Il 24 aprile esce al cinema Gli Indesiderati D’Europa, il film scritto e diretto da Fabrizio Ferraro che ne ha curato anche la fotografia ed il montaggio. La pellicola mette in relazione, in chiave poetica, la “retirada” dell’esercito repubblicano spagnolo in fuga da Franco nel 1939 e il viaggio all’inverso, lungo il medesimo sentiero, realizzato l’anno successivo da Walter Benjamin in fuga dal nazismo. Un movimento bidirezionale che riecheggia analoghi movimenti in atto nell’Europa contemporanea. Il film è stato girato in bianco e nero sul sentiero “Walter Benjamin” al confine tra Spagna e Francia, nelle città di Portbou, La Vajol, Banyuls-sur mer, Port-vendres, e a Barcellona, Roma e Parigi.
Catalogna. Pirenei Sud-orientali. Gli elementi naturali di un paesaggio minerale. Lungo la “Route Lister”, nel febbraio del 1939 avanzano lentamente i profughi della Guerra civile spagnola. Tra di loro tre miliziani antifascisti. L’anno successivo un altro gruppo di “indesiderati” attraversa il medesimo sentiero ma in direzione opposta. È la popolazione degli antifascisti europei, stranieri ed ebrei in fuga dalla Francia occupata e “collaborazionista”. Walter Benjamin (Euplemio Macrì) è uno di questi.
Come afferma il critico di cinema Valerio Carando – autore di Gli Indesiderati. I Sentieri di Walter Benjamin in un film di Fabrizio Ferraro (arricchito dal diario di lavorazione del film, da domani in libreria edito da DeriveApprodi, lo trovi QUI) – “Ferraro media tra entusiasmo e prudenza, passione e ragione.
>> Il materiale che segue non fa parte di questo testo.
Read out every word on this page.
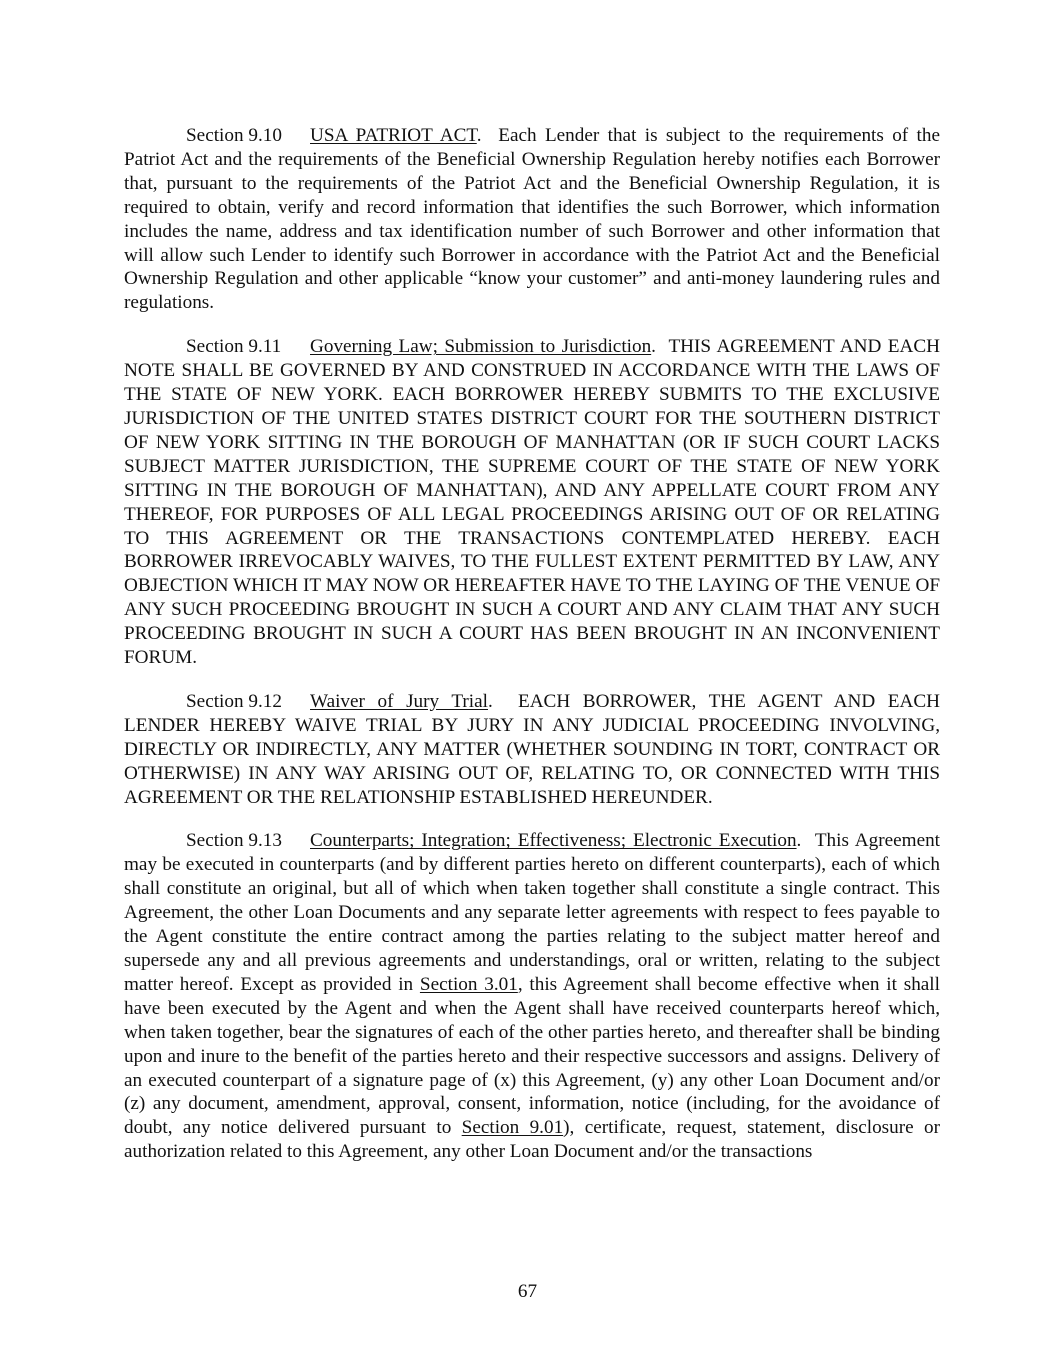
Section 9.10 USA PATRIOT ACT.  Each Lender that is subject to the requirements of the Patriot Act and the requirements of the Beneficial Ownership Regulation hereby notifies each Borrower that, pursuant to the requirements of the Patriot Act and the Beneficial Ownership Regulation, it is required to obtain, verify and record information that identifies the such Borrower, which information includes the name, address and tax identification number of such Borrower and other information that will allow such Lender to identify such Borrower in accordance with the Patriot Act and the Beneficial Ownership Regulation and other applicable “know your customer” and anti-money laundering rules and regulations.

Section 9.11 Governing Law; Submission to Jurisdiction.  THIS AGREEMENT AND EACH NOTE SHALL BE GOVERNED BY AND CONSTRUED IN ACCORDANCE WITH THE LAWS OF THE STATE OF NEW YORK. EACH BORROWER HEREBY SUBMITS TO THE EXCLUSIVE JURISDICTION OF THE UNITED STATES DISTRICT COURT FOR THE SOUTHERN DISTRICT OF NEW YORK SITTING IN THE BOROUGH OF MANHATTAN (OR IF SUCH COURT LACKS SUBJECT MATTER JURISDICTION, THE SUPREME COURT OF THE STATE OF NEW YORK SITTING IN THE BOROUGH OF MANHATTAN), AND ANY APPELLATE COURT FROM ANY THEREOF, FOR PURPOSES OF ALL LEGAL PROCEEDINGS ARISING OUT OF OR RELATING TO THIS AGREEMENT OR THE TRANSACTIONS CONTEMPLATED HEREBY. EACH BORROWER IRREVOCABLY WAIVES, TO THE FULLEST EXTENT PERMITTED BY LAW, ANY OBJECTION WHICH IT MAY NOW OR HEREAFTER HAVE TO THE LAYING OF THE VENUE OF ANY SUCH PROCEEDING BROUGHT IN SUCH A COURT AND ANY CLAIM THAT ANY SUCH PROCEEDING BROUGHT IN SUCH A COURT HAS BEEN BROUGHT IN AN INCONVENIENT FORUM.

Section 9.12 Waiver of Jury Trial.  EACH BORROWER, THE AGENT AND EACH LENDER HEREBY WAIVE TRIAL BY JURY IN ANY JUDICIAL PROCEEDING INVOLVING, DIRECTLY OR INDIRECTLY, ANY MATTER (WHETHER SOUNDING IN TORT, CONTRACT OR OTHERWISE) IN ANY WAY ARISING OUT OF, RELATING TO, OR CONNECTED WITH THIS AGREEMENT OR THE RELATIONSHIP ESTABLISHED HEREUNDER.

Section 9.13 Counterparts; Integration; Effectiveness; Electronic Execution.  This Agreement may be executed in counterparts (and by different parties hereto on different counterparts), each of which shall constitute an original, but all of which when taken together shall constitute a single contract. This Agreement, the other Loan Documents and any separate letter agreements with respect to fees payable to the Agent constitute the entire contract among the parties relating to the subject matter hereof and supersede any and all previous agreements and understandings, oral or written, relating to the subject matter hereof. Except as provided in Section 3.01, this Agreement shall become effective when it shall have been executed by the Agent and when the Agent shall have received counterparts hereof which, when taken together, bear the signatures of each of the other parties hereto, and thereafter shall be binding upon and inure to the benefit of the parties hereto and their respective successors and assigns. Delivery of an executed counterpart of a signature page of (x) this Agreement, (y) any other Loan Document and/or (z) any document, amendment, approval, consent, information, notice (including, for the avoidance of doubt, any notice delivered pursuant to Section 9.01), certificate, request, statement, disclosure or authorization related to this Agreement, any other Loan Document and/or the transactions

67
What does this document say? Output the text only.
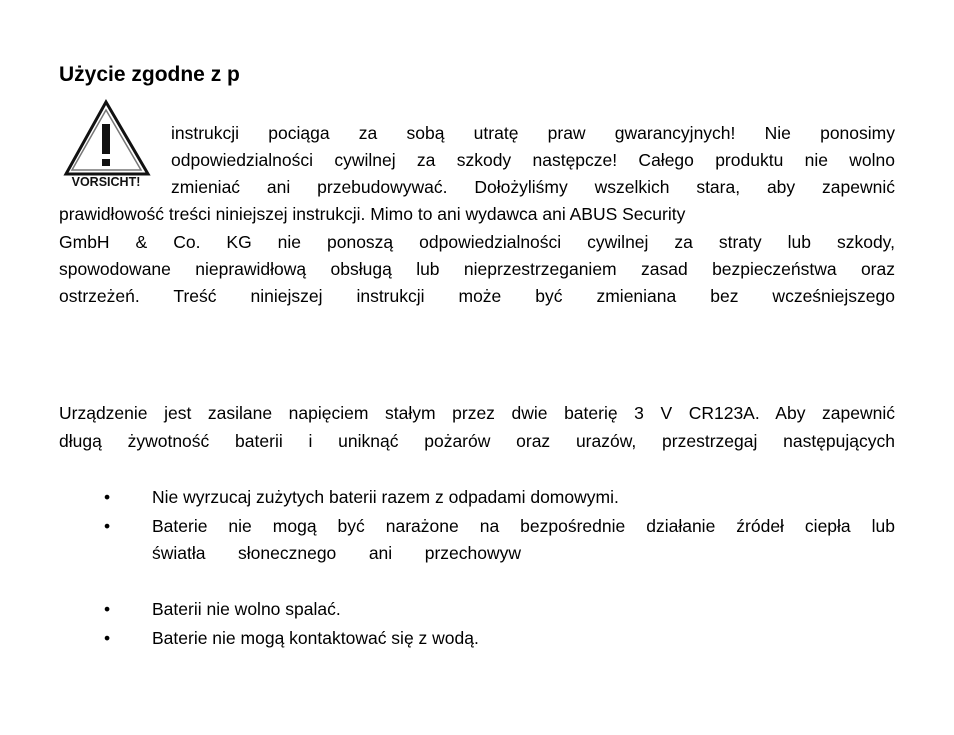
Użycie zgodne z p
VORSICHT!
instrukcji pociąga za sobą utratę praw gwarancyjnych! Nie ponosimy
odpowiedzialności cywilnej za szkody następcze! Całego produktu nie wolno
zmieniać ani przebudowywać. Dołożyliśmy wszelkich stara, aby zapewnić
prawidłowość treści niniejszej instrukcji. Mimo to ani wydawca ani ABUS Security
GmbH & Co. KG nie ponoszą odpowiedzialności cywilnej za straty lub szkody,
spowodowane nieprawidłową obsługą lub nieprzestrzeganiem zasad bezpieczeństwa oraz
ostrzeżeń. Treść niniejszej instrukcji może być zmieniana bez wcześniejszego
Urządzenie jest zasilane napięciem stałym przez dwie baterię 3 V CR123A. Aby zapewnić
długą żywotność baterii i uniknąć pożarów oraz urazów, przestrzegaj następujących
• Nie wyrzucaj zużytych baterii razem z odpadami domowymi.
• Baterie nie mogą być narażone na bezpośrednie działanie źródeł ciepła lub
światła słonecznego ani przechowyw
• Baterii nie wolno spalać.
• Baterie nie mogą kontaktować się z wodą.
Il suo è uno sguardo intriso di consapevolezza, tutt’altro che traballante, come quello di chi sa cosa cercare nel fitto magma materico che ci avvolge. Uno sguardo virginale, stupefatto, aperto all’esperienza, come quello di chi spalanca gli occhi sul mondo per la prima volta, ogni volta. Uno sguardo rivoluzionario”.
Lo stesso Carando all’interno del libro chiacchiera con il protagonista, Euplemio Macrì:
Che tipo di contatto hai stabilito con la figura di Walter Benjamin?
Ho cercato soprattutto una relazione intuitiva con l’umanità della vicenda di Benjamin. Un incamminarsi lungo i camminamenti già percorsi da altri uomini verso un «nulla» o un «aperto» sempre rinnovato.
Da intellettuale non vincolato al mondo del cinema, come hai vissuto la responsabilità di prestare corpo e voce a Benjamin?
Con piacere, passione e curiosità condivise. All’inizio in una fusione di invadenza e fratellanza, l’uno nell’altro. Poi di abbandono e lasciar essere.
Cosa c’è di Euplemio Macrì nel Benjamin di Ferraro?
Concepisco l’idea dell’arte come «relazione», e quindi del tempo/storia come di un UNO nel quale abbiamo la possibilità di incamminarci per vivificare, attraverso l’arte/relazione, il passato del già stato ma mai compiuto. Il tutto nella rivoluzione critica dell’istante.
La nota conclusiva spetta a Fabrizio Ferrario: “questo è un film in cui si cammina e cammina sui sentieri oscuri della storia Europea…Ma quando sopraggiunge quel certo silenzio, forse qualcosa, durante la lavorazione del film, è veramente accaduta. Non serve scrivere tante parole, le parole forse non vanno cercate ma bisognerebbe farle. E così quello che riuscirò a vedere sarà sempre un’immagine del passato, miliardi di fotoni luminosi che giungono dal passato”.
“E così arrivò la luce e il sentire divenne vivente”.